Beasley, now 65, has spent his life involved in public service. Beasley was 21 years old in 1978 when he was first elected to the South Carolina House of Representatives as a Democrat. Exactly 100 years earlier, Beasley’s great-great grandfather had been elected to that same seat. During his final term as representative, Beasley switched to the Republican party, and at age 37 he became the governor of South Carolina.

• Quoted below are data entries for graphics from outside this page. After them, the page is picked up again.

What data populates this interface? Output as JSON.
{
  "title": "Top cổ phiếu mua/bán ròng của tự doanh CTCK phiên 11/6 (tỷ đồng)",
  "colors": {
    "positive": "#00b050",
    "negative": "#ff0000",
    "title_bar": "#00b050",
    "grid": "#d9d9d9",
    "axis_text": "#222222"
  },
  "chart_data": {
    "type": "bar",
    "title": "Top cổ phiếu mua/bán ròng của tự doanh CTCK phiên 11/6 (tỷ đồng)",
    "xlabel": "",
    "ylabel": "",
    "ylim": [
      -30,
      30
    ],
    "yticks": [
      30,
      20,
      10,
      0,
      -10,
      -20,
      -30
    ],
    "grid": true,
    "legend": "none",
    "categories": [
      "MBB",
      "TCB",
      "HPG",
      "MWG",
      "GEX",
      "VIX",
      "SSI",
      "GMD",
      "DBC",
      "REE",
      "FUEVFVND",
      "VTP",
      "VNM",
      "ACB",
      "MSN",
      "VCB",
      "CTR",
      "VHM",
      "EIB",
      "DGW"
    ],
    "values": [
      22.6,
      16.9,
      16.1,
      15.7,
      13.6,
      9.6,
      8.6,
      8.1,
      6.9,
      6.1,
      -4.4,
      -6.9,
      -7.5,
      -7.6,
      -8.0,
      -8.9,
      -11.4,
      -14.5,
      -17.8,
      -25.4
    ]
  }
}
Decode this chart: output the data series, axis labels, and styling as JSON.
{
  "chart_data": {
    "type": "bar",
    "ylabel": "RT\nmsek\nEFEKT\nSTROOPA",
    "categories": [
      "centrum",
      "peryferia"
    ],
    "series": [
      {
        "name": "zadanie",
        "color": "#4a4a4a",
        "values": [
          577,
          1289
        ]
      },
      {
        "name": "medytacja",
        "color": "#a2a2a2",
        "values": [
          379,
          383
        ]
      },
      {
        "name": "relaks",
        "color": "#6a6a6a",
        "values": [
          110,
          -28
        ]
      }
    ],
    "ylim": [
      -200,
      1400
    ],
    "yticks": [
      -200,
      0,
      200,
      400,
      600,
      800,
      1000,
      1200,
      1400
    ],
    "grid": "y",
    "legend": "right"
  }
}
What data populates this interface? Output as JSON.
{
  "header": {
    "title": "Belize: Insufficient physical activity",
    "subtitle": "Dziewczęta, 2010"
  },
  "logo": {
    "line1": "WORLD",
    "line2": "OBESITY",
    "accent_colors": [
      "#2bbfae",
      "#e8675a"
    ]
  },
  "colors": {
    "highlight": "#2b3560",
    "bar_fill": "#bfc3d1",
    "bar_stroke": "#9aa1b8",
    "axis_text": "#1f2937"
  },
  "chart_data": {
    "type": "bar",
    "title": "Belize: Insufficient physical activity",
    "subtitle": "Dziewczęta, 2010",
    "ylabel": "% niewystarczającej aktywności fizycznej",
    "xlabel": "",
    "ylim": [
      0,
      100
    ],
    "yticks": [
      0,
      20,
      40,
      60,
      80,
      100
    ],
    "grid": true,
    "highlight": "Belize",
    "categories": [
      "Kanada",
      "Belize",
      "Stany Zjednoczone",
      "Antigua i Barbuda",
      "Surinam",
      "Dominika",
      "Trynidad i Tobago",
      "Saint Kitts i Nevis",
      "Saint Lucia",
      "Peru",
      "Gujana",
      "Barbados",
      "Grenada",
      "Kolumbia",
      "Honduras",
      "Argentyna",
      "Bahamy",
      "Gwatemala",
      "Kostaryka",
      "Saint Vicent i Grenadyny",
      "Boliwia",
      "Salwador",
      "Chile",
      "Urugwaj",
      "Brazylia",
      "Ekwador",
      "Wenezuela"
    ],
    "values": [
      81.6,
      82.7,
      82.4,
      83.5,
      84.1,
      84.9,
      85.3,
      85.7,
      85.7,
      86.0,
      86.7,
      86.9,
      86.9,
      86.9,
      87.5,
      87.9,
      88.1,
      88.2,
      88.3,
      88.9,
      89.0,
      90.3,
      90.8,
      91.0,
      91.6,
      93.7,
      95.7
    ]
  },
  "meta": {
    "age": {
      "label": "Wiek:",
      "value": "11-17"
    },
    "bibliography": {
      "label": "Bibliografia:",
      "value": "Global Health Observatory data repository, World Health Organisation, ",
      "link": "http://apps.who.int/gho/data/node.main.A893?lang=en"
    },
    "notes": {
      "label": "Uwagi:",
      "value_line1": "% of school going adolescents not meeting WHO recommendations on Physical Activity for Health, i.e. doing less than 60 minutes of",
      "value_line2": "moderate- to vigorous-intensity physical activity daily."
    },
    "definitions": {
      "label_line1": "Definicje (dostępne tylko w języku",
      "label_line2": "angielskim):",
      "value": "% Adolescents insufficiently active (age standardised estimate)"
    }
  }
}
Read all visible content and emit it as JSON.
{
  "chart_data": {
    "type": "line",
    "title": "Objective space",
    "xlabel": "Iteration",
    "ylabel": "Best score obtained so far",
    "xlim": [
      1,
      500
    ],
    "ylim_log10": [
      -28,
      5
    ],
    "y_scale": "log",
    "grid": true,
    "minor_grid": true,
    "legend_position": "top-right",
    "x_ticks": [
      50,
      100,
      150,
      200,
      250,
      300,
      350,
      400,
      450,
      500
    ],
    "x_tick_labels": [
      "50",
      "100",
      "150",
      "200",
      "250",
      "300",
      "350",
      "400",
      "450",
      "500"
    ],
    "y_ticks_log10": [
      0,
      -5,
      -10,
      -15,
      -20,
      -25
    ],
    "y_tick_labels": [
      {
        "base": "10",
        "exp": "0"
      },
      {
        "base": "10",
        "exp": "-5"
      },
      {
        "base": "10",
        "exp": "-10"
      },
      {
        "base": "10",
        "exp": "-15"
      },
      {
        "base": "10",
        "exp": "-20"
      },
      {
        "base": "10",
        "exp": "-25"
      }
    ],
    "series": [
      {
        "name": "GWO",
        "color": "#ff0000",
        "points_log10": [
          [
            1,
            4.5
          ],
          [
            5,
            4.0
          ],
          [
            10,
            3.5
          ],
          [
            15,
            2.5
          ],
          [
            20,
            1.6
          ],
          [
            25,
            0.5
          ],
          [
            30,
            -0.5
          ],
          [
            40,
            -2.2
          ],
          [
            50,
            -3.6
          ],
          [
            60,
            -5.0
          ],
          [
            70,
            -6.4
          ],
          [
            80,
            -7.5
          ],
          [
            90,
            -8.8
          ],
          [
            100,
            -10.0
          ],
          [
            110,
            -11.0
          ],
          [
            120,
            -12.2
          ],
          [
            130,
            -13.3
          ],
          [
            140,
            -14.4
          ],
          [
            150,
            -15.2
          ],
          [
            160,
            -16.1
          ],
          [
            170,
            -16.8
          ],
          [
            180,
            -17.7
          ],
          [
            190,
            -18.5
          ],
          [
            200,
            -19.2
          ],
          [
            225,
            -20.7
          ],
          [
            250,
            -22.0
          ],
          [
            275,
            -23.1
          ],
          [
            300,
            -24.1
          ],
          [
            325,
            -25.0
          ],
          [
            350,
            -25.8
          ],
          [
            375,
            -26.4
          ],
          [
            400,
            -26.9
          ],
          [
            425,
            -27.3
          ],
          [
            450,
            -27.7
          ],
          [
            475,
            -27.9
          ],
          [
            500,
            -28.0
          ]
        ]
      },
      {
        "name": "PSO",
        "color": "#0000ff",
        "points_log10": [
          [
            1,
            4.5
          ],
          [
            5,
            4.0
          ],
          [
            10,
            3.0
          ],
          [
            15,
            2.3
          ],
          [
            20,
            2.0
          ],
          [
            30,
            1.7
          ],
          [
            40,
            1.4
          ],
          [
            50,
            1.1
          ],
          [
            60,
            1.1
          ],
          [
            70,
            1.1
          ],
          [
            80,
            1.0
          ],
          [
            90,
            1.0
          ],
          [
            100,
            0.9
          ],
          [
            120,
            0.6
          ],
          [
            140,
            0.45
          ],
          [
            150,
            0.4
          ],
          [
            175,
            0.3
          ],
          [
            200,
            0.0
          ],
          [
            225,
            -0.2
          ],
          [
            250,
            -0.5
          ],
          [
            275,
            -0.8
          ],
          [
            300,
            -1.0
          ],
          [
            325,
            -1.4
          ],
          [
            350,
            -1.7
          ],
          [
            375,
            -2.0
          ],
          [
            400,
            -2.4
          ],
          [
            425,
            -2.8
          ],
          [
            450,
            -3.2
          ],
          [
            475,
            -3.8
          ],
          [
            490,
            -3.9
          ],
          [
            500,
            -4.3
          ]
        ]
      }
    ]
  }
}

In 2017, he was tapped to lead the World Food Programme after then-U.N. Ambassador Nikki Haley joined others to recommend him for the post. The work he did immediately turned heads. In 2020, he accepted the Nobel Peace Prize on behalf of the agency, which was recognized for its efforts to stabilize the world through food security and humanitarian work. His five-year term was extended during the Ukraine crisis and is now set to expire in April 2023.

Facing today’s realities

Russia’s war against Ukraine has complicated the job. Much of the grain that arrived in the Tigray region, for instance, had likely come out of Ukraine, a “bread basket” that supplies about 50 percent of the grain the WFP distributes around the globe. Early this summer, with Russia blocking ships from leaving the Black Sea port of Odesa, the world’s hungry were in deep trouble. So Beasley flew to Odesa and joined a campaign to pressure Russian President Vladimir Putin to let the ships out. The United Nations eventually brokered a deal with Russia called the Black Sea Grain Initiative. Soon after, the Ikaria Angel set sail with food bound for Djibouti, where it was unloaded and dispatched to Ethiopia. Another ship, the BC Vanessa, took grain from Odesa to Afghanistan, with a stop first in Turkey to be milled into flour.

The shipments weren’t just good for the hungry, Beasley says. They were good for everyone, since the influx of grain helped to stabilize world commodity markets, which makes food cheaper for all.

Woman milking cow as other cattle stand nearby (WFP)
Veronica Koang milks a cow in Ding Ding Cattle Camp in South Sudan. The World Food Programme supports livelihood opportunities that help communities adapt to a changing climate and contribute to peace. (WFP)

Beasley knows that charity alone will never solve the problem of world hunger. For that reason, the agency he leads also works to make communities and farmers more resilient to climate change. Specialists provide towns with access to clean water and teach techniques that can help farms thrive. The social reach is enormous, too. “If you want to impact women around the world,” he says, “no operation on the planet does that more than the World Food Programme.”

Over the summer, Beasley saw the effects that WFP initiatives were having. He went back to Africa two years after the WFP had helped install a community water well and irrigation system. Desert wastelands had been transformed into lush, green fields bursting with vegetables.

“I’ll never forget this one woman, Biba,” Beasley says. “I asked her how her life had changed, and she says, ‘Well, we’re no longer dependent on you.’” The community could feed itself and had enough of a surplus to sell vegetables on the open market. That allowed residents to buy medicines and clothes for their children.

“Oh my gosh, when you hear that,” Beasley says, “you just want to break down, you’re so happy.”